On June 3, CSH convened a New York City / Los Angeles Medicaid Health Homes knowledge exchange Roundtable with representatives from NYC Health Homes, care management entities and supportive housing providers at the New York State Health Foundation. In as early as January 2016, California plans to phase-in its statewide implementation of Medicaid Health Homes.
A state option under the Affordable Care Act, Health Homes serve as a care management entity bringing together medical and behavioral health and social service providers to coordinate the care of Medicaid’s most complex and high-cost members. New York State was one of the first states to implement Health Homes in 2012. Similar to New York, California’s Health Homes will be required to integrate supportive housing in their care multi-disciplinary care teams.

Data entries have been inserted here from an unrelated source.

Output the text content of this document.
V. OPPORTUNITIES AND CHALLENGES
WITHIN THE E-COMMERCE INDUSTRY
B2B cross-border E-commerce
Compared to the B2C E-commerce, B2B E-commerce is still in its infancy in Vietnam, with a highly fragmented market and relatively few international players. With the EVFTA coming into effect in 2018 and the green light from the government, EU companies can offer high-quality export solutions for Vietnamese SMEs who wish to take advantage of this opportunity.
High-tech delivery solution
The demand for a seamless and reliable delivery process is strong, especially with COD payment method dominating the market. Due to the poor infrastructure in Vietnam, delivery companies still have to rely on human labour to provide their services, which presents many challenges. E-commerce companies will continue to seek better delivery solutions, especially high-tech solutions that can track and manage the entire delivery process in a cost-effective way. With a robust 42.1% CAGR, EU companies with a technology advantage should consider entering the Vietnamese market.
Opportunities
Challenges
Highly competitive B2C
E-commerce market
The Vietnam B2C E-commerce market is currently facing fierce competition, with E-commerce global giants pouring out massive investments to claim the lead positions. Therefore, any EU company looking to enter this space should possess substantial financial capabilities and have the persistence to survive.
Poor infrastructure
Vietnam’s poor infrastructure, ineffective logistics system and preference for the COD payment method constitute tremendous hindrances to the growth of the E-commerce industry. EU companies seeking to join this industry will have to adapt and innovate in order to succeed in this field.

Representatives at the roundtable, including those from lead Health Homes and managed care, discussed Health Home infrastructure and core functions of Health Home care coordinators and the various ways they work with housing providers. Representatives also shared with California the challenges faced with implementation of Health Homes, identifying and placing high-need, frequent users of multiple systems in housing as well as emerging best practices for housing and Health Home care coordination.
Through a generous grant from the NYS Health Foundation, in 2013 CSH convened a 7-part statewide series of trainings in collaboration with key New York State government agencies to provide education and resources to help build the capacity of Health Homes and their network of providers to better serve homeless and unstably housed clients who are high utilizers of crisis care.
California will begin its phased-in implementation of its Health Homes for Patients with Complex Needs, or Health Home Program (HHP). HHP will place an emphasis on Medicaid members with high-costs, high-risks, and high utilization who can benefit from increased care coordination of physical health, behavioral health, community-based LTSS, palliative care, and social supports, resulting in reduced hospitalizations and emergency department visits, improved HHP beneficiary engagement and decreased costs. Similar to NY, CA recognizes that homelessness will serve as a barrier to comprehensive care management; the State will require the Department of Health Care Services (DHCS) to create a health home program for homeless enrollees with chronic conditions.